This page contains tips and tricks for capturing and understanding profiling reports.
Some other good references are:
Installation
Install valgrind
, kcachegrind
, and graphviz
. For example on Ubuntu:
sudo apt-get install valgrind kcachegrind graphviz
Compiling your example program
When profiling, you should use a representative example program.
Compile your example program with debug symbols (line numbers) enabled, but
still in optimized mode (-O2
). That will allow you to drill down into
line-by-line performance costs, while maintainaing representative
performance. These builds are usually termed as “release with debug info”.
This is different than “debug builds” which typically have compiler
optimizations disabled (-O0
).
In Bazel, build like this:
bazel build -c opt --copt=-g //foo/bar:example
In CMake, configure like this:
cmake -DCMAKE_BUILD_TYPE=RelWithDebInfo
Capturing a trace
Run valgrind
with callgrind
to get profiling data. For example:
valgrind --tool=callgrind bazel-bin/foo/bar/example
Each time this is run, it will create an output file file named
callgrind.out.${PID}
. Typically you’d capture just one trace and inspect it
on its own, but in advanced uses you can combine multiple traces.

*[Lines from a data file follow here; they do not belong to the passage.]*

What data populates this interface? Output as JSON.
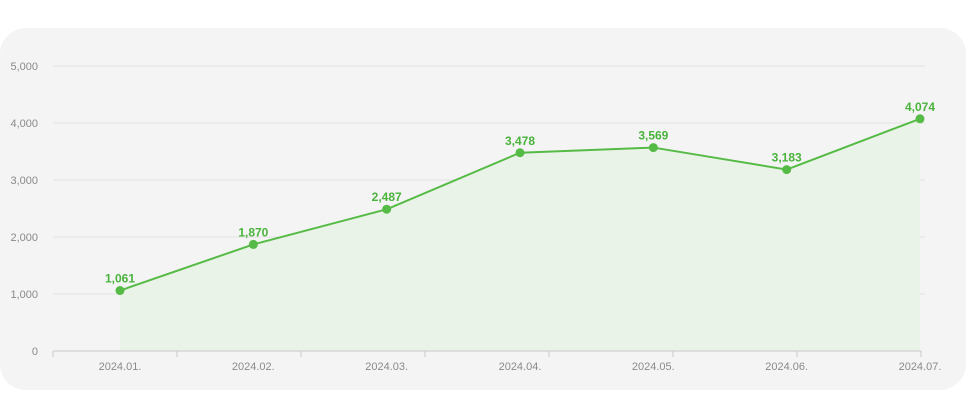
{
  "chart_data": {
    "type": "area",
    "categories": [
      "2024.01.",
      "2024.02.",
      "2024.03.",
      "2024.04.",
      "2024.05.",
      "2024.06.",
      "2024.07."
    ],
    "values": [
      1061,
      1870,
      2487,
      3478,
      3569,
      3183,
      4074
    ],
    "data_labels": [
      "1,061",
      "1,870",
      "2,487",
      "3,478",
      "3,569",
      "3,183",
      "4,074"
    ],
    "y_ticks": [
      "0",
      "1,000",
      "2,000",
      "3,000",
      "4,000",
      "5,000"
    ],
    "y_tick_values": [
      0,
      1000,
      2000,
      3000,
      4000,
      5000
    ],
    "ylim": [
      0,
      5000
    ],
    "grid": true,
    "legend": "none",
    "colors": {
      "line": "#56bb46",
      "fill": "#e9f3e6",
      "grid": "#e2e2e2",
      "label": "#49b33c"
    }
  }
}
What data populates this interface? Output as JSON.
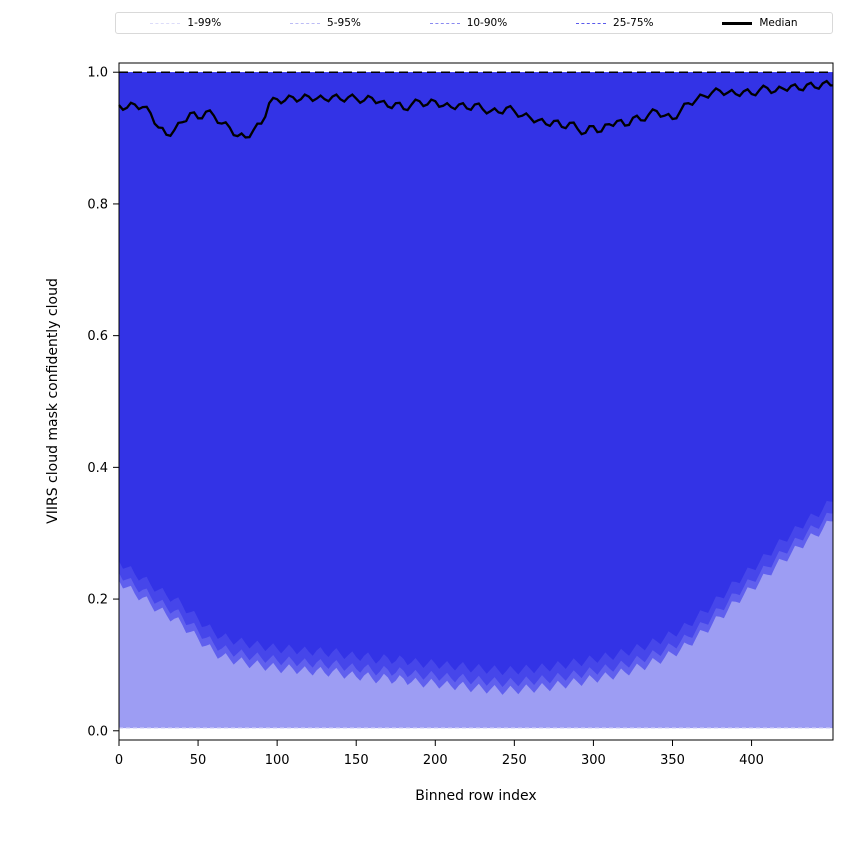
{
  "chart_data": {
    "type": "area",
    "title": "",
    "xlabel": "Binned row index",
    "ylabel": "VIIRS cloud mask confidently cloud",
    "xlim": [
      0,
      451.5
    ],
    "ylim": [
      -0.014,
      1.014
    ],
    "xticks": [
      0,
      50,
      100,
      150,
      200,
      250,
      300,
      350,
      400
    ],
    "xtick_labels": [
      "0",
      "50",
      "100",
      "150",
      "200",
      "250",
      "300",
      "350",
      "400"
    ],
    "yticks": [
      0.0,
      0.2,
      0.4,
      0.6,
      0.8,
      1.0
    ],
    "ytick_labels": [
      "0.0",
      "0.2",
      "0.4",
      "0.6",
      "0.8",
      "1.0"
    ],
    "grid": false,
    "legend_position": "top-outside",
    "legend": [
      {
        "label": "1-99%",
        "color": "#dcdcf9",
        "style": "dashed",
        "width": 1.5
      },
      {
        "label": "5-95%",
        "color": "#bcbcf5",
        "style": "dashed",
        "width": 1.5
      },
      {
        "label": "10-90%",
        "color": "#8a8af0",
        "style": "dashed",
        "width": 1.5
      },
      {
        "label": "25-75%",
        "color": "#5a5aec",
        "style": "dashed",
        "width": 1.5
      },
      {
        "label": "Median",
        "color": "#000000",
        "style": "solid",
        "width": 3
      }
    ],
    "colors": {
      "band_1_99_fill": "#9d9df3",
      "band_5_95_fill": "#6060ee",
      "band_10_90_fill": "#4646ea",
      "band_25_75_fill": "#3333e6",
      "median_line": "#000000",
      "top_dashed_line": "#000000",
      "bottom_dashed_line": "#d8d8fa",
      "axis": "#000000"
    },
    "upper_bound": 1.0,
    "p1_lower": 0.004,
    "p10_offset_from_p5": 0.012,
    "p25_offset_from_p5": 0.03,
    "noise": {
      "median": 0.005,
      "band": 0.007
    },
    "x": [
      0,
      5,
      10,
      15,
      20,
      25,
      30,
      35,
      40,
      45,
      50,
      55,
      60,
      65,
      70,
      75,
      80,
      85,
      90,
      95,
      100,
      105,
      110,
      115,
      120,
      125,
      130,
      135,
      140,
      145,
      150,
      155,
      160,
      165,
      170,
      175,
      180,
      185,
      190,
      195,
      200,
      205,
      210,
      215,
      220,
      225,
      230,
      235,
      240,
      245,
      250,
      255,
      260,
      265,
      270,
      275,
      280,
      285,
      290,
      295,
      300,
      305,
      310,
      315,
      320,
      325,
      330,
      335,
      340,
      345,
      350,
      355,
      360,
      365,
      370,
      375,
      380,
      385,
      390,
      395,
      400,
      405,
      410,
      415,
      420,
      425,
      430,
      435,
      440,
      445,
      450
    ],
    "median": [
      0.95,
      0.946,
      0.951,
      0.947,
      0.938,
      0.916,
      0.905,
      0.912,
      0.924,
      0.938,
      0.93,
      0.94,
      0.934,
      0.922,
      0.916,
      0.903,
      0.901,
      0.912,
      0.922,
      0.953,
      0.959,
      0.957,
      0.962,
      0.959,
      0.963,
      0.96,
      0.959,
      0.963,
      0.959,
      0.962,
      0.96,
      0.957,
      0.961,
      0.955,
      0.948,
      0.953,
      0.944,
      0.951,
      0.956,
      0.951,
      0.956,
      0.949,
      0.947,
      0.951,
      0.945,
      0.951,
      0.944,
      0.941,
      0.939,
      0.946,
      0.941,
      0.934,
      0.931,
      0.927,
      0.921,
      0.926,
      0.917,
      0.923,
      0.914,
      0.908,
      0.918,
      0.91,
      0.921,
      0.926,
      0.919,
      0.931,
      0.927,
      0.936,
      0.941,
      0.934,
      0.929,
      0.941,
      0.953,
      0.958,
      0.964,
      0.969,
      0.972,
      0.969,
      0.967,
      0.971,
      0.967,
      0.973,
      0.976,
      0.971,
      0.975,
      0.979,
      0.974,
      0.981,
      0.977,
      0.983,
      0.98
    ],
    "p5_lower": [
      0.228,
      0.218,
      0.208,
      0.202,
      0.192,
      0.184,
      0.176,
      0.17,
      0.161,
      0.15,
      0.14,
      0.129,
      0.12,
      0.113,
      0.109,
      0.106,
      0.103,
      0.101,
      0.099,
      0.097,
      0.095,
      0.094,
      0.094,
      0.092,
      0.09,
      0.092,
      0.088,
      0.09,
      0.087,
      0.085,
      0.082,
      0.084,
      0.08,
      0.078,
      0.081,
      0.076,
      0.079,
      0.074,
      0.073,
      0.072,
      0.072,
      0.07,
      0.068,
      0.069,
      0.066,
      0.065,
      0.064,
      0.063,
      0.062,
      0.061,
      0.062,
      0.063,
      0.064,
      0.065,
      0.066,
      0.068,
      0.07,
      0.072,
      0.074,
      0.076,
      0.079,
      0.081,
      0.083,
      0.086,
      0.089,
      0.093,
      0.097,
      0.101,
      0.106,
      0.111,
      0.117,
      0.123,
      0.131,
      0.141,
      0.151,
      0.161,
      0.173,
      0.183,
      0.196,
      0.206,
      0.216,
      0.226,
      0.237,
      0.249,
      0.259,
      0.269,
      0.279,
      0.289,
      0.297,
      0.306,
      0.318
    ]
  }
}
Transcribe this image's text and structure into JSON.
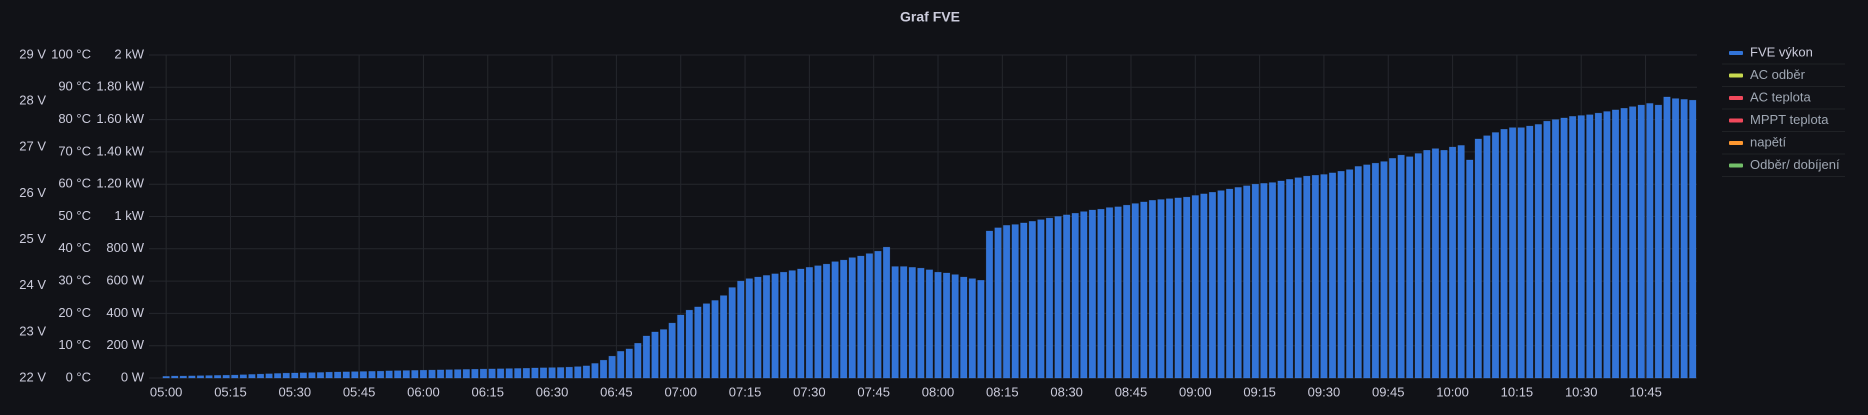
{
  "chart_data": {
    "type": "bar",
    "title": "Graf FVE",
    "x": [
      "05:00",
      "05:02",
      "05:04",
      "05:06",
      "05:08",
      "05:10",
      "05:12",
      "05:14",
      "05:16",
      "05:18",
      "05:20",
      "05:22",
      "05:24",
      "05:26",
      "05:28",
      "05:30",
      "05:32",
      "05:34",
      "05:36",
      "05:38",
      "05:40",
      "05:42",
      "05:44",
      "05:46",
      "05:48",
      "05:50",
      "05:52",
      "05:54",
      "05:56",
      "05:58",
      "06:00",
      "06:02",
      "06:04",
      "06:06",
      "06:08",
      "06:10",
      "06:12",
      "06:14",
      "06:16",
      "06:18",
      "06:20",
      "06:22",
      "06:24",
      "06:26",
      "06:28",
      "06:30",
      "06:32",
      "06:34",
      "06:36",
      "06:38",
      "06:40",
      "06:42",
      "06:44",
      "06:46",
      "06:48",
      "06:50",
      "06:52",
      "06:54",
      "06:56",
      "06:58",
      "07:00",
      "07:02",
      "07:04",
      "07:06",
      "07:08",
      "07:10",
      "07:12",
      "07:14",
      "07:16",
      "07:18",
      "07:20",
      "07:22",
      "07:24",
      "07:26",
      "07:28",
      "07:30",
      "07:32",
      "07:34",
      "07:36",
      "07:38",
      "07:40",
      "07:42",
      "07:44",
      "07:46",
      "07:48",
      "07:50",
      "07:52",
      "07:54",
      "07:56",
      "07:58",
      "08:00",
      "08:02",
      "08:04",
      "08:06",
      "08:08",
      "08:10",
      "08:12",
      "08:14",
      "08:16",
      "08:18",
      "08:20",
      "08:22",
      "08:24",
      "08:26",
      "08:28",
      "08:30",
      "08:32",
      "08:34",
      "08:36",
      "08:38",
      "08:40",
      "08:42",
      "08:44",
      "08:46",
      "08:48",
      "08:50",
      "08:52",
      "08:54",
      "08:56",
      "08:58",
      "09:00",
      "09:02",
      "09:04",
      "09:06",
      "09:08",
      "09:10",
      "09:12",
      "09:14",
      "09:16",
      "09:18",
      "09:20",
      "09:22",
      "09:24",
      "09:26",
      "09:28",
      "09:30",
      "09:32",
      "09:34",
      "09:36",
      "09:38",
      "09:40",
      "09:42",
      "09:44",
      "09:46",
      "09:48",
      "09:50",
      "09:52",
      "09:54",
      "09:56",
      "09:58",
      "10:00",
      "10:02",
      "10:04",
      "10:06",
      "10:08",
      "10:10",
      "10:12",
      "10:14",
      "10:16",
      "10:18",
      "10:20",
      "10:22",
      "10:24",
      "10:26",
      "10:28",
      "10:30",
      "10:32",
      "10:34",
      "10:36",
      "10:38",
      "10:40",
      "10:42",
      "10:44",
      "10:46",
      "10:48",
      "10:50",
      "10:52",
      "10:54",
      "10:56"
    ],
    "series": [
      {
        "name": "FVE výkon",
        "color": "#3274d9",
        "values": [
          10,
          12,
          12,
          13,
          14,
          15,
          16,
          17,
          18,
          20,
          22,
          24,
          26,
          28,
          30,
          31,
          32,
          33,
          34,
          36,
          37,
          38,
          39,
          40,
          41,
          42,
          44,
          45,
          46,
          47,
          48,
          49,
          50,
          51,
          52,
          53,
          54,
          55,
          56,
          57,
          58,
          59,
          60,
          62,
          63,
          64,
          65,
          67,
          70,
          75,
          90,
          110,
          135,
          165,
          180,
          215,
          260,
          285,
          300,
          340,
          390,
          420,
          440,
          460,
          480,
          510,
          560,
          600,
          615,
          625,
          635,
          645,
          655,
          665,
          675,
          685,
          695,
          705,
          720,
          730,
          745,
          755,
          770,
          785,
          810,
          690,
          690,
          685,
          680,
          670,
          655,
          650,
          640,
          625,
          615,
          605,
          910,
          930,
          945,
          950,
          960,
          970,
          980,
          990,
          1000,
          1010,
          1020,
          1030,
          1040,
          1045,
          1055,
          1060,
          1070,
          1080,
          1090,
          1100,
          1105,
          1110,
          1115,
          1120,
          1130,
          1140,
          1150,
          1160,
          1170,
          1180,
          1190,
          1200,
          1205,
          1210,
          1220,
          1230,
          1240,
          1250,
          1255,
          1260,
          1270,
          1280,
          1290,
          1310,
          1320,
          1330,
          1340,
          1360,
          1380,
          1370,
          1390,
          1410,
          1420,
          1410,
          1430,
          1440,
          1350,
          1480,
          1500,
          1520,
          1540,
          1550,
          1550,
          1560,
          1570,
          1590,
          1600,
          1610,
          1620,
          1625,
          1630,
          1640,
          1650,
          1660,
          1670,
          1680,
          1690,
          1700,
          1690,
          1740,
          1730,
          1725,
          1720
        ]
      },
      {
        "name": "AC odběr",
        "color": "#c8d94f"
      },
      {
        "name": "AC teplota",
        "color": "#f2495c"
      },
      {
        "name": "MPPT teplota",
        "color": "#f2495c"
      },
      {
        "name": "napětí",
        "color": "#ff9830"
      },
      {
        "name": "Odběr/ dobíjení",
        "color": "#73bf69"
      }
    ],
    "xlim": [
      "04:56",
      "10:57"
    ],
    "xticks": [
      "05:00",
      "05:15",
      "05:30",
      "05:45",
      "06:00",
      "06:15",
      "06:30",
      "06:45",
      "07:00",
      "07:15",
      "07:30",
      "07:45",
      "08:00",
      "08:15",
      "08:30",
      "08:45",
      "09:00",
      "09:15",
      "09:30",
      "09:45",
      "10:00",
      "10:15",
      "10:30",
      "10:45"
    ],
    "ylim": [
      0,
      2000
    ],
    "yticks": [
      {
        "value": 0,
        "label": "0 W"
      },
      {
        "value": 200,
        "label": "200 W"
      },
      {
        "value": 400,
        "label": "400 W"
      },
      {
        "value": 600,
        "label": "600 W"
      },
      {
        "value": 800,
        "label": "800 W"
      },
      {
        "value": 1000,
        "label": "1 kW"
      },
      {
        "value": 1200,
        "label": "1.20 kW"
      },
      {
        "value": 1400,
        "label": "1.40 kW"
      },
      {
        "value": 1600,
        "label": "1.60 kW"
      },
      {
        "value": 1800,
        "label": "1.80 kW"
      },
      {
        "value": 2000,
        "label": "2 kW"
      }
    ],
    "y2lim": [
      0,
      100
    ],
    "y2ticks": [
      {
        "value": 0,
        "label": "0 °C"
      },
      {
        "value": 10,
        "label": "10 °C"
      },
      {
        "value": 20,
        "label": "20 °C"
      },
      {
        "value": 30,
        "label": "30 °C"
      },
      {
        "value": 40,
        "label": "40 °C"
      },
      {
        "value": 50,
        "label": "50 °C"
      },
      {
        "value": 60,
        "label": "60 °C"
      },
      {
        "value": 70,
        "label": "70 °C"
      },
      {
        "value": 80,
        "label": "80 °C"
      },
      {
        "value": 90,
        "label": "90 °C"
      },
      {
        "value": 100,
        "label": "100 °C"
      }
    ],
    "y3lim": [
      22,
      29
    ],
    "y3ticks": [
      {
        "value": 22,
        "label": "22 V"
      },
      {
        "value": 23,
        "label": "23 V"
      },
      {
        "value": 24,
        "label": "24 V"
      },
      {
        "value": 25,
        "label": "25 V"
      },
      {
        "value": 26,
        "label": "26 V"
      },
      {
        "value": 27,
        "label": "27 V"
      },
      {
        "value": 28,
        "label": "28 V"
      },
      {
        "value": 29,
        "label": "29 V"
      }
    ],
    "grid": true,
    "legend": "right"
  }
}
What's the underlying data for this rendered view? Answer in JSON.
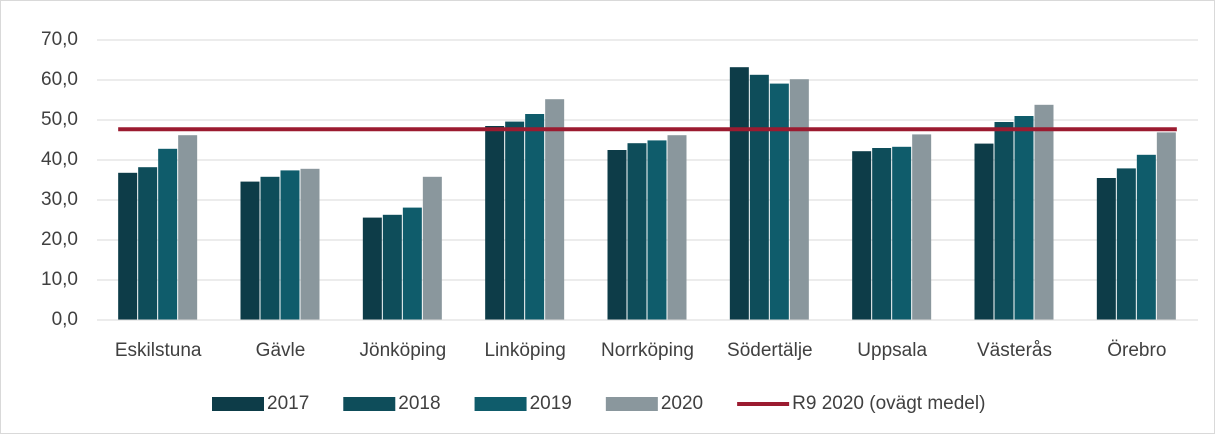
{
  "chart_data": {
    "type": "bar",
    "categories": [
      "Eskilstuna",
      "Gävle",
      "Jönköping",
      "Linköping",
      "Norrköping",
      "Södertälje",
      "Uppsala",
      "Västerås",
      "Örebro"
    ],
    "series": [
      {
        "name": "2017",
        "color": "#0d3c48",
        "values": [
          36.8,
          34.6,
          25.6,
          48.5,
          42.5,
          63.2,
          42.2,
          44.1,
          35.5
        ]
      },
      {
        "name": "2018",
        "color": "#0e4d5a",
        "values": [
          38.2,
          35.8,
          26.3,
          49.6,
          44.2,
          61.3,
          43.0,
          49.5,
          37.9
        ]
      },
      {
        "name": "2019",
        "color": "#0f5c6b",
        "values": [
          42.8,
          37.4,
          28.1,
          51.5,
          44.9,
          59.1,
          43.3,
          51.0,
          41.3
        ]
      },
      {
        "name": "2020",
        "color": "#8a979d",
        "values": [
          46.2,
          37.8,
          35.8,
          55.2,
          46.2,
          60.2,
          46.4,
          53.8,
          46.9
        ]
      },
      {
        "name": "R9 2020 (ovägt medel)",
        "color": "#9b1b30",
        "type": "line",
        "values": [
          47.7,
          47.7,
          47.7,
          47.7,
          47.7,
          47.7,
          47.7,
          47.7,
          47.7
        ]
      }
    ],
    "ylim": [
      0,
      70
    ],
    "yticks": [
      {
        "value": 0,
        "label": "0,0"
      },
      {
        "value": 10,
        "label": "10,0"
      },
      {
        "value": 20,
        "label": "20,0"
      },
      {
        "value": 30,
        "label": "30,0"
      },
      {
        "value": 40,
        "label": "40,0"
      },
      {
        "value": 50,
        "label": "50,0"
      },
      {
        "value": 60,
        "label": "60,0"
      },
      {
        "value": 70,
        "label": "70,0"
      }
    ],
    "grid": true,
    "legend": "bottom"
  }
}
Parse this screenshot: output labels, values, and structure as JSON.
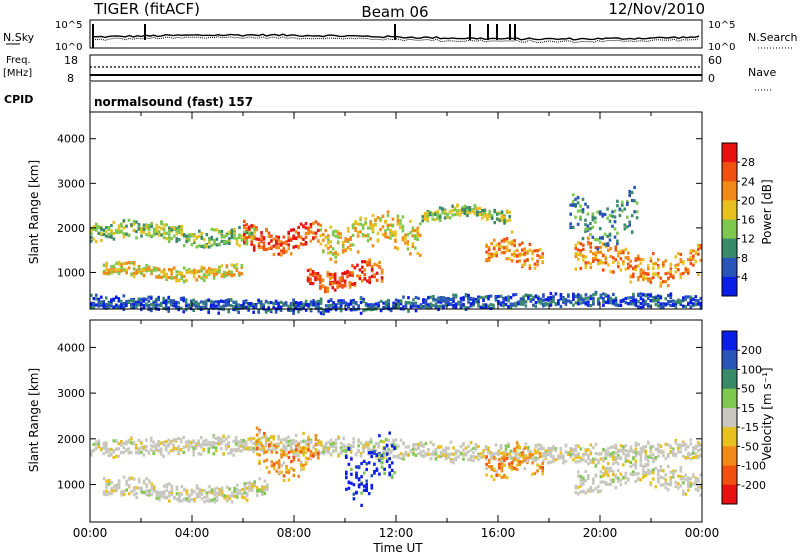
{
  "header": {
    "station": "TIGER (fitACF)",
    "beam": "Beam 06",
    "date": "12/Nov/2010"
  },
  "status_panels": {
    "nsky_label": "N.Sky",
    "nsky_ticks": [
      "10^5",
      "10^0"
    ],
    "nsearch_label": "N.Search",
    "nsearch_ticks": [
      "10^5",
      "10^0"
    ],
    "freq_label_1": "Freq.",
    "freq_label_2": "[MHz]",
    "freq_ticks": [
      "18",
      "8"
    ],
    "nave_label": "Nave",
    "nave_ticks": [
      "60",
      "0"
    ],
    "cpid_label": "CPID",
    "cpid_value": "normalsound (fast) 157"
  },
  "chart_data": [
    {
      "type": "heatmap",
      "name": "power",
      "ylabel": "Slant Range [km]",
      "ylim": [
        180,
        4600
      ],
      "y_ticks": [
        "1000",
        "2000",
        "3000",
        "4000"
      ],
      "colorbar_label": "Power [dB]",
      "colorbar_ticks": [
        "4",
        "8",
        "12",
        "16",
        "20",
        "24",
        "28"
      ],
      "colorbar_colors": [
        "#0a1ee6",
        "#2a55b8",
        "#3a8a6a",
        "#7ec850",
        "#e8c020",
        "#f08a18",
        "#f05010",
        "#e81010"
      ],
      "features": [
        {
          "t0": 0.0,
          "t1": 6.5,
          "r0": 1700,
          "r1": 2100,
          "level": 3
        },
        {
          "t0": 0.5,
          "t1": 6.0,
          "r0": 900,
          "r1": 1200,
          "level": 4
        },
        {
          "t0": 6.0,
          "t1": 9.0,
          "r0": 1500,
          "r1": 2100,
          "level": 6
        },
        {
          "t0": 8.5,
          "t1": 11.5,
          "r0": 700,
          "r1": 1200,
          "level": 6
        },
        {
          "t0": 9.0,
          "t1": 13.0,
          "r0": 1500,
          "r1": 2200,
          "level": 4
        },
        {
          "t0": 13.0,
          "t1": 16.5,
          "r0": 2200,
          "r1": 2500,
          "level": 3
        },
        {
          "t0": 15.5,
          "t1": 17.8,
          "r0": 1200,
          "r1": 1800,
          "level": 5
        },
        {
          "t0": 19.0,
          "t1": 24.0,
          "r0": 900,
          "r1": 1600,
          "level": 5
        },
        {
          "t0": 18.8,
          "t1": 21.5,
          "r0": 1800,
          "r1": 2700,
          "level": 2
        },
        {
          "t0": 0.0,
          "t1": 24.0,
          "r0": 200,
          "r1": 500,
          "level": 1
        }
      ]
    },
    {
      "type": "heatmap",
      "name": "velocity",
      "ylabel": "Slant Range [km]",
      "ylim": [
        180,
        4600
      ],
      "y_ticks": [
        "1000",
        "2000",
        "3000",
        "4000"
      ],
      "colorbar_label": "Velocity [m s⁻¹]",
      "colorbar_ticks": [
        "200",
        "100",
        "50",
        "15",
        "-15",
        "-50",
        "-100",
        "-200"
      ],
      "colorbar_colors": [
        "#0a1ee6",
        "#2a55b8",
        "#3a8a6a",
        "#7ec850",
        "#c8c8c0",
        "#e8c020",
        "#f08a18",
        "#f05010",
        "#e81010"
      ],
      "features": [
        {
          "t0": 0.0,
          "t1": 24.0,
          "r0": 1600,
          "r1": 2000,
          "class": "grey"
        },
        {
          "t0": 0.5,
          "t1": 7.0,
          "r0": 700,
          "r1": 1100,
          "class": "grey"
        },
        {
          "t0": 6.5,
          "t1": 9.0,
          "r0": 1200,
          "r1": 2100,
          "class": "orange"
        },
        {
          "t0": 10.0,
          "t1": 12.0,
          "r0": 900,
          "r1": 1900,
          "class": "blue"
        },
        {
          "t0": 15.5,
          "t1": 17.8,
          "r0": 1200,
          "r1": 1800,
          "class": "orange"
        },
        {
          "t0": 19.0,
          "t1": 24.0,
          "r0": 900,
          "r1": 1500,
          "class": "grey"
        }
      ]
    }
  ],
  "x_axis": {
    "label": "Time UT",
    "ticks": [
      "00:00",
      "04:00",
      "08:00",
      "12:00",
      "16:00",
      "20:00",
      "00:00"
    ]
  }
}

Oftentimes the call patterns in Drake will be difficult to view under the default instrumentation settings, so we recommend running with extra flags. These flags will slow down data collection, but are usually worth it:
valgrind --tool=callgrind \
--separate-callers=10 \
bazel-bin/foo/bar/example
If you’re trying to micro-optimize a function, use --dump-instr=yes
to see
per-instruction costs in the object code disassembly.
Viewing the trace
Run kcachegrind
to analyze profiling data. For example:
kcachegrind callgrind.out.19482
Profiling Google Benchmark executables
Google Benchmark throttles the number of iterations it runs on each benchmark, which will skew the performance metrics you see in the profiler. You may want to manually specify the number of iterations to run on each benchmark.